The Milky Way's disk of stars is 'warped' and twisted, according to scientists who have built the first accurate 3D map of Earth's home galaxy. Researchers from the Macquarie University in Australia and the Chinese Academy of Sciences have found for the first time that our solar system is anything but stable and flat.
Instead, it becomes increasingly 'warped' and twisted far away from the Milky Way's centre, according to the study published in the journal Nature Astronomy. From a great distance, our galaxy would look like a thin disk of stars that orbit once every few hundred million years around its central region, where hundreds of billions of stars provide the gravitational 'glue' to hold it all together.
However, the pull of gravity becomes weaker far away from the Milky Way's inner regions. In the galaxy's far outer disk, the hydrogen atoms making up most of the Milky Way's gas disk are no longer confined to a thin plane, but they give the disk an S-like, warped appearance. "It is notoriously difficult to determine distances from the sun to parts of the Milky Way's outer gas disk without having a clear idea of what that disk actually looks like," said Xiaodian Chen, a researcher at the Chinese Academy of Sciences in Beijing.
Researchers allowed the team to develop the first accurate 3D picture of our Milky Way out to its far outer regions. Classical Cepheids are young stars that are some four to 20 times as massive as our Sun and up to 100,000 times as bright. Such high stellar masses imply that they live fast and die young, burning through their nuclear fuel very quickly, sometimes in only a few million years. They show day- to month-long pulsations, which are observed as changes in their brightness. Combined with a Cepheid's observed brightness, its pulsation period can be used to obtain a highly reliable distance.
"Somewhat to our surprise, we found that in 3D our collection of 1339 Cepheid stars and the Milky Way's gas disk follow each other closely. This offers new insights into the formation of our home galaxy," said Richard de Grijs, a professor at Macquarie University. "Perhaps more important, in the Milky Way's outer regions, we found that the S-like stellar disk is warped in a progressively twisted spiral pattern," said De Grijs.
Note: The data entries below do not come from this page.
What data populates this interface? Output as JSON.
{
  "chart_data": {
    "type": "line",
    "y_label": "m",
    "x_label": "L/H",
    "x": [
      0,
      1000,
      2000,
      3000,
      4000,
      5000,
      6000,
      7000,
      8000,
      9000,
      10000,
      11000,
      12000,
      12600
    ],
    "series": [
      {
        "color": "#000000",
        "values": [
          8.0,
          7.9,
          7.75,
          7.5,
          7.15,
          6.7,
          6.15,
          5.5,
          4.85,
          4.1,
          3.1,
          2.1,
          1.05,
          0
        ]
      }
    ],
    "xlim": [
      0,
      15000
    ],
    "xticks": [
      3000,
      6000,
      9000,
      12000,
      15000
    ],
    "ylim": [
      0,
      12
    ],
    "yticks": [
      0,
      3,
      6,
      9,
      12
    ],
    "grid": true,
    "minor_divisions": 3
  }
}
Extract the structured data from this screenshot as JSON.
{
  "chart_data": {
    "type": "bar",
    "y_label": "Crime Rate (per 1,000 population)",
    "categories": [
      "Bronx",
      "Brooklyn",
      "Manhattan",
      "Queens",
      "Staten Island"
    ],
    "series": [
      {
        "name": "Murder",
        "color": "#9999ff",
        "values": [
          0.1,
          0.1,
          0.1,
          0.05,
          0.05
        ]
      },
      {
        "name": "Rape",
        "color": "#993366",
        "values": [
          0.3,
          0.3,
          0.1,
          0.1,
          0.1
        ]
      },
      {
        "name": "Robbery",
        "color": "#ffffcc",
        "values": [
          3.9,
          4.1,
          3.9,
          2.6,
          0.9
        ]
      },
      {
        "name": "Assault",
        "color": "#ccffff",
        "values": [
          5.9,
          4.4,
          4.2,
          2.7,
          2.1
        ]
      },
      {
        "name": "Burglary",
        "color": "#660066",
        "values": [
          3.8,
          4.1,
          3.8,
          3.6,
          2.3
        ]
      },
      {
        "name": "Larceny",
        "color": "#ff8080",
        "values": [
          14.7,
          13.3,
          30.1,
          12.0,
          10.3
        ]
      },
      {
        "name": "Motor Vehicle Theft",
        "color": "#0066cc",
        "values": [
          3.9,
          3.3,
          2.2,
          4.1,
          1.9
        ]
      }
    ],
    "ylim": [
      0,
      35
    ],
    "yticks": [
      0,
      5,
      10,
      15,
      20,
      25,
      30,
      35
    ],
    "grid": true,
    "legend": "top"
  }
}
This reminded the team of earlier observations of a dozen other galaxies which also showed such progressively twisted spiral patterns. Combining their new results with those other observations, the researchers concluded that the Milky Way's warped spiral pattern is most likely caused by 'torques' -- or rotational forcing -- by the massive inner disk. "This new morphology provides a crucial updated map for studies of our galaxy's stellar motions and the origins of the Milky Way's disk," said Licai Deng, senior researcher at the Chinese Academy of Sciences.